Re: [Python-Dev] Making builtins more efficient

Feb. 20, 2007

      I'm finally getting back into this.  I'd like to take one more shot at
it with a revised version of what I proposed before.  

For those of you that did not see the original thread it was about ways
that accessing builtins could be more efficient.  It's a bit much to
summarize again now, but you should be able to find it in the archive
with this subject and a date of 2006-03-08.  
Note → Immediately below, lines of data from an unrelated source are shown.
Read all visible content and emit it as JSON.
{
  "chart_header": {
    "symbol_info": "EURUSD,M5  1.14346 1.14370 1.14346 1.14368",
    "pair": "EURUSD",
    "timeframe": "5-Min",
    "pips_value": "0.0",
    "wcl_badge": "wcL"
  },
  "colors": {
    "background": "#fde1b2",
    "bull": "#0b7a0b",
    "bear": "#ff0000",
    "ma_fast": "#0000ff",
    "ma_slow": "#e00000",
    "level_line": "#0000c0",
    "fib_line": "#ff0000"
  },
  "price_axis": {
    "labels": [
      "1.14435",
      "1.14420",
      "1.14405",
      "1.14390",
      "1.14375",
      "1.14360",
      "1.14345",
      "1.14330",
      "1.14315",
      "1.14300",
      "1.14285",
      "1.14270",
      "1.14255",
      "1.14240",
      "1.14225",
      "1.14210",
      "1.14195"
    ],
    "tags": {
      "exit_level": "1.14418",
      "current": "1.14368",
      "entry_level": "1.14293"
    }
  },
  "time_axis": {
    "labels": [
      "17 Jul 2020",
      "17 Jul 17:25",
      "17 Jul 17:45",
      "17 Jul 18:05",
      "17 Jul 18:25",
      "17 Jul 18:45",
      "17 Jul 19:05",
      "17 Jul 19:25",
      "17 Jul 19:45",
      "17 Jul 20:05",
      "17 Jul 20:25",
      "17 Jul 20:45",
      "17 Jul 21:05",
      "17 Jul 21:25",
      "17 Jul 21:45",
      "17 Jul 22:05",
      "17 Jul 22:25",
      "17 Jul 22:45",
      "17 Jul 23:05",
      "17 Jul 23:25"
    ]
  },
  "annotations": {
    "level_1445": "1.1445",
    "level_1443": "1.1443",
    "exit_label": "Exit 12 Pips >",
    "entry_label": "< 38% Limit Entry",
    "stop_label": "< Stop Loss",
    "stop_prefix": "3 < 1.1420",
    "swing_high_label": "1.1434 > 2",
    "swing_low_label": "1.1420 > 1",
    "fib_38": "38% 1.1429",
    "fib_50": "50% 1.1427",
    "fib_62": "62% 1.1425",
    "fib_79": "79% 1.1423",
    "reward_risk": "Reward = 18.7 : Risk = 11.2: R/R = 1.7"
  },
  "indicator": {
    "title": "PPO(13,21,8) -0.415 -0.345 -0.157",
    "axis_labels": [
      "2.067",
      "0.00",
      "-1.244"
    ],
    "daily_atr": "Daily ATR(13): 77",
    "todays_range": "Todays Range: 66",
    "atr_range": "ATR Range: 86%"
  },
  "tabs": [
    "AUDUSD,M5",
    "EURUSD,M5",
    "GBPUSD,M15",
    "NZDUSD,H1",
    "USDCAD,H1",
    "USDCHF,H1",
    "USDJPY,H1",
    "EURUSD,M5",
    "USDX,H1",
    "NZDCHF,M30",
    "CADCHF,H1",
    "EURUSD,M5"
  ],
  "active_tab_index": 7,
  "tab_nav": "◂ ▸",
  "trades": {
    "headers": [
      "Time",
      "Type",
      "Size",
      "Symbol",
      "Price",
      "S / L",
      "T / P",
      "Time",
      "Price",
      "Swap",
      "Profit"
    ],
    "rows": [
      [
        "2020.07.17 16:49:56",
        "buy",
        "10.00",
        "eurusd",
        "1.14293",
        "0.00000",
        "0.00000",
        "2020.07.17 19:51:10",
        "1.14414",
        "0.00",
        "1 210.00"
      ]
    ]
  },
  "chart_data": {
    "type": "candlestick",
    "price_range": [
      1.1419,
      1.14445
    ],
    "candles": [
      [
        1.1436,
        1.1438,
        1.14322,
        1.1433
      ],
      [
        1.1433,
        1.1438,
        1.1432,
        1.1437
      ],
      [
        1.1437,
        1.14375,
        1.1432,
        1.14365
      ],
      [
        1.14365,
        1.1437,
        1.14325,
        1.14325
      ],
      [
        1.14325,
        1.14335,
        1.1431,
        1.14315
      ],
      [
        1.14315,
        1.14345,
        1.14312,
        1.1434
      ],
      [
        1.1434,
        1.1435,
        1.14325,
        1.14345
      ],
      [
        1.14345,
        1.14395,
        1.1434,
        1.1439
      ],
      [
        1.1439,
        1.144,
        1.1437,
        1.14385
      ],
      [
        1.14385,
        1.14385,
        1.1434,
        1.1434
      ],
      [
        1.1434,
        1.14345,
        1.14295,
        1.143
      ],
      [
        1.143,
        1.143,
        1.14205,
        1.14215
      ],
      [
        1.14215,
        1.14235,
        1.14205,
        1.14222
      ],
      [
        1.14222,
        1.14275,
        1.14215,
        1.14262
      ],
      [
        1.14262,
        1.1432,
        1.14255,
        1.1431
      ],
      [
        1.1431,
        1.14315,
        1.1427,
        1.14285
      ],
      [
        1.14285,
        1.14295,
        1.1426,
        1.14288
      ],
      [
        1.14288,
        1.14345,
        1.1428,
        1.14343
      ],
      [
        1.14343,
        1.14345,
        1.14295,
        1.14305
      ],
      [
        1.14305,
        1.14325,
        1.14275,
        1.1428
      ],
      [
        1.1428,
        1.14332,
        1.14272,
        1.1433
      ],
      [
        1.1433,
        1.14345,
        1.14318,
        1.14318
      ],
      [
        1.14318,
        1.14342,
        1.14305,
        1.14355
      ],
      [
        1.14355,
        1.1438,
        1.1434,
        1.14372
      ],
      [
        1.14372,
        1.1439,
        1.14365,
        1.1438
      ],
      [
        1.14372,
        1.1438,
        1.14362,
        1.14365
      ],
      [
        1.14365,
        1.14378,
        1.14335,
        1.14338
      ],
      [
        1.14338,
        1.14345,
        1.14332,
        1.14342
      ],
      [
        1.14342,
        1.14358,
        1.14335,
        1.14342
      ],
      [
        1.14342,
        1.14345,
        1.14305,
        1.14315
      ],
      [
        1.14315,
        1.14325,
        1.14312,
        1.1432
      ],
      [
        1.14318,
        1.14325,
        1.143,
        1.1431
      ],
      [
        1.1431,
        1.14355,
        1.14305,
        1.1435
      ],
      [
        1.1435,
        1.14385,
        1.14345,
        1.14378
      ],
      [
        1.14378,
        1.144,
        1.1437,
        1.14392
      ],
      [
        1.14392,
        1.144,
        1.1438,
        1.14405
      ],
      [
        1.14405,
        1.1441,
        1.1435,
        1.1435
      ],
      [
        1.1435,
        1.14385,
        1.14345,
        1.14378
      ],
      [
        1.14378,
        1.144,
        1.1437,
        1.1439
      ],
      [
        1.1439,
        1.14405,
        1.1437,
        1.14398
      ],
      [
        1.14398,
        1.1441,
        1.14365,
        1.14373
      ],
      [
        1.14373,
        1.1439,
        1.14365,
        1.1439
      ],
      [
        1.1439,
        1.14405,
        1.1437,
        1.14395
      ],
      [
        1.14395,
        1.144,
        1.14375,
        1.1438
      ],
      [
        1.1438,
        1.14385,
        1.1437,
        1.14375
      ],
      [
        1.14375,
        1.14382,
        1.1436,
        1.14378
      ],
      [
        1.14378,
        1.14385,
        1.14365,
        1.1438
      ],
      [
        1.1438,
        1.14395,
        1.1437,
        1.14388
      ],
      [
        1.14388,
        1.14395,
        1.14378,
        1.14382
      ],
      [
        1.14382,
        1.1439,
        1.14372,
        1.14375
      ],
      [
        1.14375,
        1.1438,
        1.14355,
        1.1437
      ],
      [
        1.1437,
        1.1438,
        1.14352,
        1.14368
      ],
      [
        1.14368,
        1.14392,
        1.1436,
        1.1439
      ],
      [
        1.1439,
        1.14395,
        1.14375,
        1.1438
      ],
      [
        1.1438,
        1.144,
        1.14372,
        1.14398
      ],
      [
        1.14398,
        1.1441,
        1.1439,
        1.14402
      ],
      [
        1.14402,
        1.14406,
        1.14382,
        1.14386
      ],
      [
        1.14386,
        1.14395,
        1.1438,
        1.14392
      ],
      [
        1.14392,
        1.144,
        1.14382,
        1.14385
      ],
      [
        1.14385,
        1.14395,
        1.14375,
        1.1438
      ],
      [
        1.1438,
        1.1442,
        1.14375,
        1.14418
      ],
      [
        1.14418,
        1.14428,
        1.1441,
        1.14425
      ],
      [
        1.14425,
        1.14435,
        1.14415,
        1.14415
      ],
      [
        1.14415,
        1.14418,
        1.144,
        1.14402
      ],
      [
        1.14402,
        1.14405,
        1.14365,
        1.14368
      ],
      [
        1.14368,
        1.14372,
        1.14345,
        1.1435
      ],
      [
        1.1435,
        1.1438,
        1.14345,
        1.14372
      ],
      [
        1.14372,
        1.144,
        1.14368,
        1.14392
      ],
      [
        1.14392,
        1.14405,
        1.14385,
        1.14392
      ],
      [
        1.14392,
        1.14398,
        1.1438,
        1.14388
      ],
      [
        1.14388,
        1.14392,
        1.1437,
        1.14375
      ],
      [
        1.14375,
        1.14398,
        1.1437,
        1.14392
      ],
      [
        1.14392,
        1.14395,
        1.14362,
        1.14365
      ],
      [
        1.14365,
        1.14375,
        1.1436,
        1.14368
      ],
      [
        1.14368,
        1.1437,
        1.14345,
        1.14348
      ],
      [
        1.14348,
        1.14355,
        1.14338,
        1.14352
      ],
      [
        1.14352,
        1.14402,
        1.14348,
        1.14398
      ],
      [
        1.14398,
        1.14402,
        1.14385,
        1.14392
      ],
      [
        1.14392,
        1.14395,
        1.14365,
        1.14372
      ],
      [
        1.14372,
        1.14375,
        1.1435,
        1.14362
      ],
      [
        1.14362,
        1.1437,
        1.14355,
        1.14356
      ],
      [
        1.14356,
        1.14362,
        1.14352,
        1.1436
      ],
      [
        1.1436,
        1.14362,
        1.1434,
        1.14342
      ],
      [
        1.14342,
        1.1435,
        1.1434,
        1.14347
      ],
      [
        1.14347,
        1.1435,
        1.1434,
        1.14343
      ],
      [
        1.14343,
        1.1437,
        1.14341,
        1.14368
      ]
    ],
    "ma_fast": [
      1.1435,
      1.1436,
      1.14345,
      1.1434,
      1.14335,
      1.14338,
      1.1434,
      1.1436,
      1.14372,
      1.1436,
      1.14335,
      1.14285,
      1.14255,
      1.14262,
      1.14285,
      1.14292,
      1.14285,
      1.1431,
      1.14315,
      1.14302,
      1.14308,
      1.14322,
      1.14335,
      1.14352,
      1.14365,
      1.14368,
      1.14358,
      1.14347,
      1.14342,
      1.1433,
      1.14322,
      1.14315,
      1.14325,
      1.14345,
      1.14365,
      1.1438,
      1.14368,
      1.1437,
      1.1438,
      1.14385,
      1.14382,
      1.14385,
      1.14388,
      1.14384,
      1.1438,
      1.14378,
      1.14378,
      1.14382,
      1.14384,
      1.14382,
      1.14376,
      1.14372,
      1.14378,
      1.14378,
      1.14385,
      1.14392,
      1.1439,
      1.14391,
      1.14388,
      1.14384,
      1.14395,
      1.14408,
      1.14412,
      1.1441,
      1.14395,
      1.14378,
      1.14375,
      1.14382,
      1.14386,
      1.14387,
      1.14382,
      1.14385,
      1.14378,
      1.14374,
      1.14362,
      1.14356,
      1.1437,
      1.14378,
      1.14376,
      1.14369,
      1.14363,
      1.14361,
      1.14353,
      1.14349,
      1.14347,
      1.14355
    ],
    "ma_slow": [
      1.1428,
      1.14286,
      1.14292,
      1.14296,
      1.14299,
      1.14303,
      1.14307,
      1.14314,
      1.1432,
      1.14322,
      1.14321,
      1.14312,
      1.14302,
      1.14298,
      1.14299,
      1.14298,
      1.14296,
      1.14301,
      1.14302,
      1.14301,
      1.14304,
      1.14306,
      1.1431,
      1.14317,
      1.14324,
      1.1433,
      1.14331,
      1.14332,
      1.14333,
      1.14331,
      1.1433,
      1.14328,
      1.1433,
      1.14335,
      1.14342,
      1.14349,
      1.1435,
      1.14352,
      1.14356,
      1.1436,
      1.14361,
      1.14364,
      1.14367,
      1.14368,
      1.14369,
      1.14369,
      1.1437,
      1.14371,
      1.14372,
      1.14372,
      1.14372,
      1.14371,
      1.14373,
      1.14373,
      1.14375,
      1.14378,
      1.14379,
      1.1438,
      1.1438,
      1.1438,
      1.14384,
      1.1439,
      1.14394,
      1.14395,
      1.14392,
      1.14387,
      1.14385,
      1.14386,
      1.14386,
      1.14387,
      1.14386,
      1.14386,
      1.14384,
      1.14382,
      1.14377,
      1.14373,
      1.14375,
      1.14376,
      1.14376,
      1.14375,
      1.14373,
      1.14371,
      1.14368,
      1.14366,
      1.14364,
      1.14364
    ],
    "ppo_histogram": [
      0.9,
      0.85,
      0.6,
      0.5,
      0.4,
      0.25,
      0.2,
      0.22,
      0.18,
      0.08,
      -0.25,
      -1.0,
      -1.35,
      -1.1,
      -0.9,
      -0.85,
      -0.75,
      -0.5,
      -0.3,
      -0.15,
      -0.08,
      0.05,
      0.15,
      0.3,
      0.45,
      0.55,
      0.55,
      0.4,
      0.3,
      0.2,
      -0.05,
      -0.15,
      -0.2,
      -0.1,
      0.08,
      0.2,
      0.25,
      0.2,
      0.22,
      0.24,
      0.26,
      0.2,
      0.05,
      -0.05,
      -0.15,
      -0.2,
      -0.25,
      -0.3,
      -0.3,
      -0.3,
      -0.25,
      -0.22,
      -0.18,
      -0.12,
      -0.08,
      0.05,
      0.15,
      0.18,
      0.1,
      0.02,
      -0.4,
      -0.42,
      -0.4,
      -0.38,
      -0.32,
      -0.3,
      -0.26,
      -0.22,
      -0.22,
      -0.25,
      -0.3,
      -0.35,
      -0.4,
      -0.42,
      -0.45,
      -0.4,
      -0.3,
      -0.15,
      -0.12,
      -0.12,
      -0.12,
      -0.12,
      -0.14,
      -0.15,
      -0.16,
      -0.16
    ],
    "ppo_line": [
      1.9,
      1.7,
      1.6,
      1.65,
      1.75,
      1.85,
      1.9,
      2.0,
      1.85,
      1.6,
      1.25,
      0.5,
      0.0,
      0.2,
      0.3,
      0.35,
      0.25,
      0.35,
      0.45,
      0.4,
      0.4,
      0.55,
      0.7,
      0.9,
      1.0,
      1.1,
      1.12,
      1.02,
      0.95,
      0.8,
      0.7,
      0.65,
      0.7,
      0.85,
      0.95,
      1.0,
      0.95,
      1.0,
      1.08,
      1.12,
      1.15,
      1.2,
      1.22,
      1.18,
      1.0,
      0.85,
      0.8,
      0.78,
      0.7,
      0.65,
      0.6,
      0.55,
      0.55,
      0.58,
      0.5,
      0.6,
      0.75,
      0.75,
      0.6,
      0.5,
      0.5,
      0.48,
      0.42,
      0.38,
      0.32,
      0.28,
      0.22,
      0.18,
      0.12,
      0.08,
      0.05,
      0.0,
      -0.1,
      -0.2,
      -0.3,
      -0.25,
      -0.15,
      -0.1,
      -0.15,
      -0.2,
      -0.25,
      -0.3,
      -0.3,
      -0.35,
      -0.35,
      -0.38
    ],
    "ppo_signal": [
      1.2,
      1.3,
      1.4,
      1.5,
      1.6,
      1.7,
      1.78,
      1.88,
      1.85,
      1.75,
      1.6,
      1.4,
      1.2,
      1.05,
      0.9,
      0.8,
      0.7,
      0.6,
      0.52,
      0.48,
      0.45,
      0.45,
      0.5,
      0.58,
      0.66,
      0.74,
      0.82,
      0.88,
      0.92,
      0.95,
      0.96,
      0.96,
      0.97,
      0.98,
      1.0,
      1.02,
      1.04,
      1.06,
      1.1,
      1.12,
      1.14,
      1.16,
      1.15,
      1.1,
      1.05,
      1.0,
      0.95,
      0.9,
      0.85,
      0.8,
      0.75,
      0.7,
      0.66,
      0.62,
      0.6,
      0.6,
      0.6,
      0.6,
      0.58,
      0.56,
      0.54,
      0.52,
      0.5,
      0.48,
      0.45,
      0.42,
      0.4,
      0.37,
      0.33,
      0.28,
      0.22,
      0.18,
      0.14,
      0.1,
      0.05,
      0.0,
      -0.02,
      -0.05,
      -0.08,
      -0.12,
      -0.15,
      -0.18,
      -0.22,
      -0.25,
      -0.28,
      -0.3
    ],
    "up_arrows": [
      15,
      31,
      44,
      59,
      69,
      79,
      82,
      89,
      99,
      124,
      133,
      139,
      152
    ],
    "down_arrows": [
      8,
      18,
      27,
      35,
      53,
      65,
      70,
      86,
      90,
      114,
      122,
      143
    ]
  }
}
On Fri, 2006-03-10 at 12:46 +1300, Greg Ewing wrote:
...
Steven Elliott wrote:
...
One way of handling it is to
alter STORE_ATTR (op code for assigning to mod.str) to always check to
see if the key being assigned is one of the default builtins.  If it is,
then the module's indexed array of builtins is assigned to.
As long as you're going to all that trouble, it
doesn't seem like it would be much harder to treat
all global names that way, instead of just a predefined
set. The compiler already knows all of the names that
are used as globals in the module's code.
What I have in mind may be close to what you are suggesting above.  My
thought now is that builtins are a set of tokens that typically, but
don't necessarily, point to the same objects in all modules.  Such
tokens, which I'll refer to as "global tokens", can be roughly broken
into two sets:
    1) Global tokens that typically point to the same object in all
modules.
    2) Global tokens that that are likely to point to the different
objects (or be undefined) in different modules.
Set 1) is pretty much the the builtins.  "True" and "len" are likely to
point to the same objects in all modules, but not necessarily.  Set 2)
might be things like "os" and "sys" which are often defined (imported)
in modules, but not necessarily.

Access to the globals of a module, including the current module, is done
with one of three opcodes (LOAD_GLOBAL, LOAD_ATTR and LOAD_NAME).  For
each of these opcodes the following snippet of code from ceval.c (for
LOAD_GLOBAL) is relevant to this discussion:
    /* This is the un-inlined version of the code above */
    x = PyDict_GetItem(f->f_globals, w);
    if (x == NULL) {
            x = PyDict_GetItem(f->f_builtins, w);
            if (x == NULL) {
              load_global_error:
                    format_exc_check_arg(
                                PyExc_NameError,
                                GLOBAL_NAME_ERROR_MSG, w);
                    break;
            }
    }

So, to avoid the hash table lookups above maybe the global tokens could
be assigned an index value that is fixed for any given version of the
interpreter and that is the same for all modules (that "True" is always
index 7, "len" is always index 3, etc.)

Once a set of indexes have been determined a new opcode, that I'll call
"LOAD_GTOKEN", could be created that avoids the hash table lookup by
functioning in a way that is similar to LOAD_FAST (pull a local variable
value out of an array).  For example, static references to "True" could
always be compiled to
      LOAD_GTOKEN     7 (True)

As to set 1) and set 2) that I mentioned above - there is only a need to
distinguish between the two sets if a copy-on-write mechanism is used.
That way global tokens that are likely to have their value changed
(group 2) ) can all be together in one group so that only that group
needs to be copied when one of the global tokens is written to.  For
example code such as:
    True = 1
    print True
would be compiled into something like:
  1   LOAD_CONST      1 (1)
      STORE_GTOKEN1   7 (True)
  2   LOAD_GTOKEN1    7 (True)
      PRINT_ITEM
      PRINT_NEWLINE
Note that "1" has been appended to "STORE_GTOKEN" to indicate that group
1) is being worked with.  The store command will copy the array of
pointers once, the first time it is called.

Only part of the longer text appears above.